El encuentro de Madre María Anna con los enfermos de lepra tuvo lugar cuando ella había hecho ya un largo camino en el seguimiento de Cristo. Desde los veinte años pertenecía a la Congregación de las Religiosas de la Tercera Orden de San Francisco de Syracuse. Ya había acumulado una amplia experiencia y una sólida madurez espiritual. Pero inesperadamente Dios la llamó a una entrega más radical, a un servicio misionero más peligroso. En la invitación del obispo de Honolulu, que buscaba religiosas de buena voluntad para enviarlas a asistir a los enfermos de lepra en la isla de Molokai, la Beata, entonces superiora provincial, reconoció la voz de Cristo y, como Isaías, no vaciló al contestar: "¡Aquí estoy, mándame! (Is 6,8). Renunció a todo y se entregó completamente a la VOLUNTAD DE DIOS, a las peticiones de la Iglesia y a las necesidades de sus nuevos hermanos. Puso en peligro su salud y su misma vida. Durante 35 años, practicó a niveles altísimos el precepto del amor a Dios y al próximo. Colaboró con mucho entusiasmo con el Beato Damián de Veuster, ya al final de su extraordinario apostolado. La Beata amó a los enfermos de lepra más que a sí misma. Les sirvió, les educó les guió con inteligencia, amabilidad y fortaleza. En ellos vio el rostro doliente de Jesús. Siguió las huellas del buen samaritano y se volvió "la madre de los leprosos". Perseveró hasta el final sacando fuerza de la fe, constantemente alimentada por la eucaristía, por la devoción mariana, y por la oración. No tuvo pretensiones, no buscó reconocimientos. Escribió: “No me espero un lugar de privilegio en en cielo. Estaré llena de gratitud por un pequeño rincón, donde yo pueda amar a Dios para toda la eternidad."

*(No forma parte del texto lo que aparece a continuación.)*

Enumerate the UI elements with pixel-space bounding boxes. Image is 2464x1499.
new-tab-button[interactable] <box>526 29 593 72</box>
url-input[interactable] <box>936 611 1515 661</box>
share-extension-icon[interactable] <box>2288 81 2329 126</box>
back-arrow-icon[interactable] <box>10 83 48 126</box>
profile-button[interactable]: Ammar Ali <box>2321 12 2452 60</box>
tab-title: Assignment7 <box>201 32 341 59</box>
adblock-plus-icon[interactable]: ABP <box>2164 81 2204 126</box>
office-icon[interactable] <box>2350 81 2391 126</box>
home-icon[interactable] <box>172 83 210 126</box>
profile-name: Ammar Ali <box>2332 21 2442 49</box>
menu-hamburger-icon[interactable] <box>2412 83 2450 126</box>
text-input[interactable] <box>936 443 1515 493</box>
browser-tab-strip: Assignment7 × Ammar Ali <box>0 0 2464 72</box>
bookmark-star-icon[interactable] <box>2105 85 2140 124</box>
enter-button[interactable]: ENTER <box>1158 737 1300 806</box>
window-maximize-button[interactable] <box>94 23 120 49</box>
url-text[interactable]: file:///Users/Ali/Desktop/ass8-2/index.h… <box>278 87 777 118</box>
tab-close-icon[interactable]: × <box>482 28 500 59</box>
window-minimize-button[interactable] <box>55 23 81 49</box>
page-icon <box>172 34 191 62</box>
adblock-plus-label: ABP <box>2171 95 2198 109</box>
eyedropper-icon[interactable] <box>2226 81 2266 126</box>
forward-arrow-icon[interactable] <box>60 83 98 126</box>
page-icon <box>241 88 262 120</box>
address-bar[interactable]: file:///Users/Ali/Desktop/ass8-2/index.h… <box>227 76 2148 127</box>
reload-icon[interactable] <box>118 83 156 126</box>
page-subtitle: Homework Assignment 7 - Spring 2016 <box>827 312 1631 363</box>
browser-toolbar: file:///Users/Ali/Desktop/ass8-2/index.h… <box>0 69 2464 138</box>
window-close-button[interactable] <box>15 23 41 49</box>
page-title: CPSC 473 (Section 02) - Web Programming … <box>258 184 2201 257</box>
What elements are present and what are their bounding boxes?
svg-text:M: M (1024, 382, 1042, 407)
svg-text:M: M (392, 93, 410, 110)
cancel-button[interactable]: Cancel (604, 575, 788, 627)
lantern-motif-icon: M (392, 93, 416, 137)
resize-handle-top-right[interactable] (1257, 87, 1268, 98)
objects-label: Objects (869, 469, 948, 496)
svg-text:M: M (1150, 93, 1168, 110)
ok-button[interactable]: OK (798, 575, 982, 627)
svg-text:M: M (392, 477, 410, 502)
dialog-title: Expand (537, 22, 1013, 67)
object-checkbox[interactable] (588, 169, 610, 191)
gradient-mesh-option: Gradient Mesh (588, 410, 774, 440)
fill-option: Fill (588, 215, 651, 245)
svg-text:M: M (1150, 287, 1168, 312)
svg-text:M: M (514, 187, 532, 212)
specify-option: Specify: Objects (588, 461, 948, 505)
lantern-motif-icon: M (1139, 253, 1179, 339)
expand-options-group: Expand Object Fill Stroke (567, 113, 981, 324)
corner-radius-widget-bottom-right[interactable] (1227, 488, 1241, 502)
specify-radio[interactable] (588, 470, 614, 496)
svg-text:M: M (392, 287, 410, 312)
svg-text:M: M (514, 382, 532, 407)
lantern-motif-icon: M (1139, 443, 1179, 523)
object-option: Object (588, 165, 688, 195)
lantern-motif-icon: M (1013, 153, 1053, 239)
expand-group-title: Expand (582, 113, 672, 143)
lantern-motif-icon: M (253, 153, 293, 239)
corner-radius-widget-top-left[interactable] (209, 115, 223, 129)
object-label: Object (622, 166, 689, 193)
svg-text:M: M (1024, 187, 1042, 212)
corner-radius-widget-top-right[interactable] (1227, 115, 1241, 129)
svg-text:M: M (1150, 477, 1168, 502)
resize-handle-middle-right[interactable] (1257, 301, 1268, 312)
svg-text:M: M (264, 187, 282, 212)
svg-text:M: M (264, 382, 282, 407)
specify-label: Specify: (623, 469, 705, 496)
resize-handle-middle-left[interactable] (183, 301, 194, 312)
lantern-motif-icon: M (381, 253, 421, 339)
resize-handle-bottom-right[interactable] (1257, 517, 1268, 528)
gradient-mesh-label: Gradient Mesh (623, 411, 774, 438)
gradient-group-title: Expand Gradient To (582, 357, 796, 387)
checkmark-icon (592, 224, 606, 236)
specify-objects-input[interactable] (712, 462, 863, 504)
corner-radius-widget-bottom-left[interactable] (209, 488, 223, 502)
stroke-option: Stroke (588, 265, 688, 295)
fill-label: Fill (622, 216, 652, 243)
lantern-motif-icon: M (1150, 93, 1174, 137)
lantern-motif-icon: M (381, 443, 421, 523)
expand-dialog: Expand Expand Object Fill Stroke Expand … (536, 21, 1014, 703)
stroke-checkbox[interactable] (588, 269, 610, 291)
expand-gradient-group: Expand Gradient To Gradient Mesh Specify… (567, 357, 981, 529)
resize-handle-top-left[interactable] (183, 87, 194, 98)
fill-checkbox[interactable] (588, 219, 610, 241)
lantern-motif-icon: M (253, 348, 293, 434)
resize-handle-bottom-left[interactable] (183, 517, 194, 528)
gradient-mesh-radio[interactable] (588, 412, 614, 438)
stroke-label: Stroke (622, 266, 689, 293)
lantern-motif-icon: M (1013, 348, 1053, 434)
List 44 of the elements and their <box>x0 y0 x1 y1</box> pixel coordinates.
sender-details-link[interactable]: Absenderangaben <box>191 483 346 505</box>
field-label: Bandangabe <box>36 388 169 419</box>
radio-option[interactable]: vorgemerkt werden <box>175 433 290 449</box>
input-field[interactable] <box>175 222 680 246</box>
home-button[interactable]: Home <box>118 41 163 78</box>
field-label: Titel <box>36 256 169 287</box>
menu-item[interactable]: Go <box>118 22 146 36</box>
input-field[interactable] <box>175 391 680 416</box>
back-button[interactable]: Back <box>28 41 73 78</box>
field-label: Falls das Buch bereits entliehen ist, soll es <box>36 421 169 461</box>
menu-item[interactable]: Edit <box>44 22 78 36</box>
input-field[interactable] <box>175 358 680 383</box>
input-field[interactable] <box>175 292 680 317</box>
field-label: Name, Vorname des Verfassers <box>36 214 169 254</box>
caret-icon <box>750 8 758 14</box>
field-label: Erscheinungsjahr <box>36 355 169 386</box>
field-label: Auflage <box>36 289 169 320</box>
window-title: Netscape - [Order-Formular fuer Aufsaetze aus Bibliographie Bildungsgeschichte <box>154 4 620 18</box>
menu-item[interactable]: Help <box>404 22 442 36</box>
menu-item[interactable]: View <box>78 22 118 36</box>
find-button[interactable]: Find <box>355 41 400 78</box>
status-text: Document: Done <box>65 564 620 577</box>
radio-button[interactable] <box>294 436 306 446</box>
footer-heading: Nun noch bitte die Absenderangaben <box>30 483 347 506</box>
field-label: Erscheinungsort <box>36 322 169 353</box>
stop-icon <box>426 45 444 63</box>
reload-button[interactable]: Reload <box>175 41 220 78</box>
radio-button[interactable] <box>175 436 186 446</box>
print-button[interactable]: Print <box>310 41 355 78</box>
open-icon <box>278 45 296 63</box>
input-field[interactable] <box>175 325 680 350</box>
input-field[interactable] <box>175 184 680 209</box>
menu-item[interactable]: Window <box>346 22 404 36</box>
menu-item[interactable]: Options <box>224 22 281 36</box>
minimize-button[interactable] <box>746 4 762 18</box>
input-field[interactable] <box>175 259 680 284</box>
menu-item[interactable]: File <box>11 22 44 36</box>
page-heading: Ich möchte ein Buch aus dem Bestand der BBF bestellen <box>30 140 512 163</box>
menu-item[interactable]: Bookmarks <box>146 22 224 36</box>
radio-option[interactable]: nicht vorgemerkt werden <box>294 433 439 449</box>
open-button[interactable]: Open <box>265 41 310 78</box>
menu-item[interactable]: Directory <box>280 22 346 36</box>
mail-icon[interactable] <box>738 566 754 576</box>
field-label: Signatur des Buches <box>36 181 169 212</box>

5. "Ríos de agua viva brotarán del corazón de quien cree en Cristo”. Los signos de su presencia han sido indicados sumariamente por la Carta a los Gálatas. Y son: "amor, alegría, paz, paciencia, benevolencia, bondad, fidelidad, mansedumbre, dominó de sí", Gal 5, 22.
Nuestras dos Beatas han dado al mundo los frutos y los signos de la presencia del Espíritu Santo, han hablado el lenguaje de la verdad y el amor, el único capaz de derribar las barreras de la cultura y la raza y de reconstruir la unidad de la familia humana, dispersada por el orgullo, por la voluntad de poder, alejada de la soberanía de Dios, tal como nos ha hecho comprender la narración bíblica de la Torre de Babel, cf. 1ª lectura.
El Santo Padre Benedicto XVI, ha recordando, inaugurando su ministerio petrino, ha insistido que "no es el poder el que redime, sino el amor! Éste es el signo de Dios: “Él mismo es amor… El Dios, que se ha hecho cordero, nos dice que el mundo ha sido salvado por el Crucificado y no por los verdugos", El Oss. Rom, 25 apr. 2005, p. 5.
San Ireneo, comentando la Fiesta de Pentecostés, ha propuesto esta reflexión: “El Espíritu Santo ha anulado las distancias, ha eliminado los despropósitos y transformado el consenso de los pueblos en un primicia para ser ofrecida al Señor… En efecto, como la harina no se amalgama en una única masa pastosa, ni se convierte en un único pan sin el agua, así tampoco nosotros, multitud desunida, podemos convertirnos en una única Iglesia en Cristo sin el Agua que baja del cielo", (Contra las herejías, 3,17).
En las manos de la Beata Ascensión del Corazón de Jesús y de la Beata María Anna Cope ponemos, por tanto, nuestra oración: "Señor, danos de este agua", (Jn 4, 15). AMÉN.